What happened: As chair of the Congressional Progressive Caucus and the first Indian American woman elected to the House, Jayapal emerged in the national spotlight as a critical negotiator, holding firm on her commitment to pass the $3.5 trillion Build Back Better Act, which would fund historic investments in universal pre-K, affordable housing, education, and health care.

Why it’s complicated: The spending package—a priority for progressives—had been linked with a separate bipartisan $1 trillion infrastructure bill touted by moderate Democrats, a strategy employed by Pelosi to push both acts through Congress. But on Monday, Pelosi unlinked the two pieces of legislation, scheduling the infrastructure bill for a vote first while making few commitments on the Build Back Better Act. In response, Jayapal and a majority of her progressives colleagues threatened to pull their votes and doom the infrastructure bill.

Amid the legislative chaos, Jayapal testified Thursday at a committee hearing on abortion rights, which comes as the Biden administration challenges Texas’ abortion crackdown in court.  The third-term lawmaker publicly shared her abortion story for the first time in 2019 but said in an MSNBC interview Wednesday that testifying “puts it in the record.” 

“I would never tell people who don’t choose to have an abortion that they should; nor should they tell me that I shouldn’t,” Jayapal said. “This is a constitutionally protected, intensely personal choice.”

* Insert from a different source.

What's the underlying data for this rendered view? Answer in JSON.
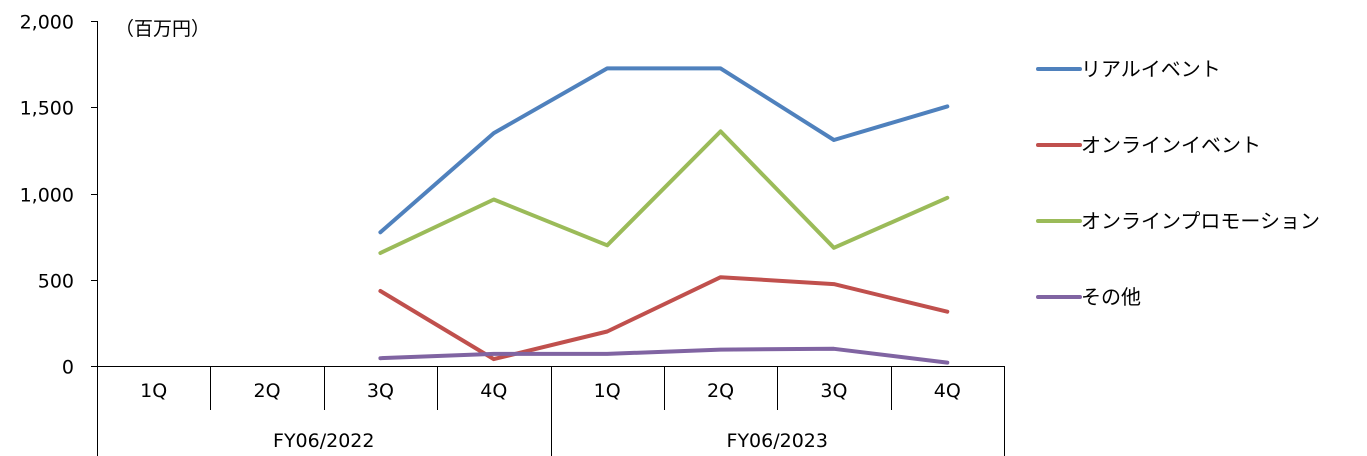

Jayapal wasn’t the only Asian American woman lawmaker in headlines this week. Rep. Stephanie Murphy (D-Florida), a Vietnamese refugee and chair of the moderate Blue Dog Coalition, was one of the key lawmakers who pushed for a Thursday vote for the bipartisan infrastructure bill. But no vote came, much to moderates’ dismay, leaving Murphy “profoundly disappointed and disillusioned by this process.”

What’s next: As of Friday, more than 50 progressives led by Jayapal have succeeded in pressuring Pelosi to delay the vote on infrastructure—an unprecedented step that demonstrates the growing clout of the Democratic Party’s more liberal wing. Whether it will ultimately lead to a deal remains to be seen. “Courage is born out of crisis,” Jayapal told The New York Times. “It is a muscle; you have to learn to flex it.”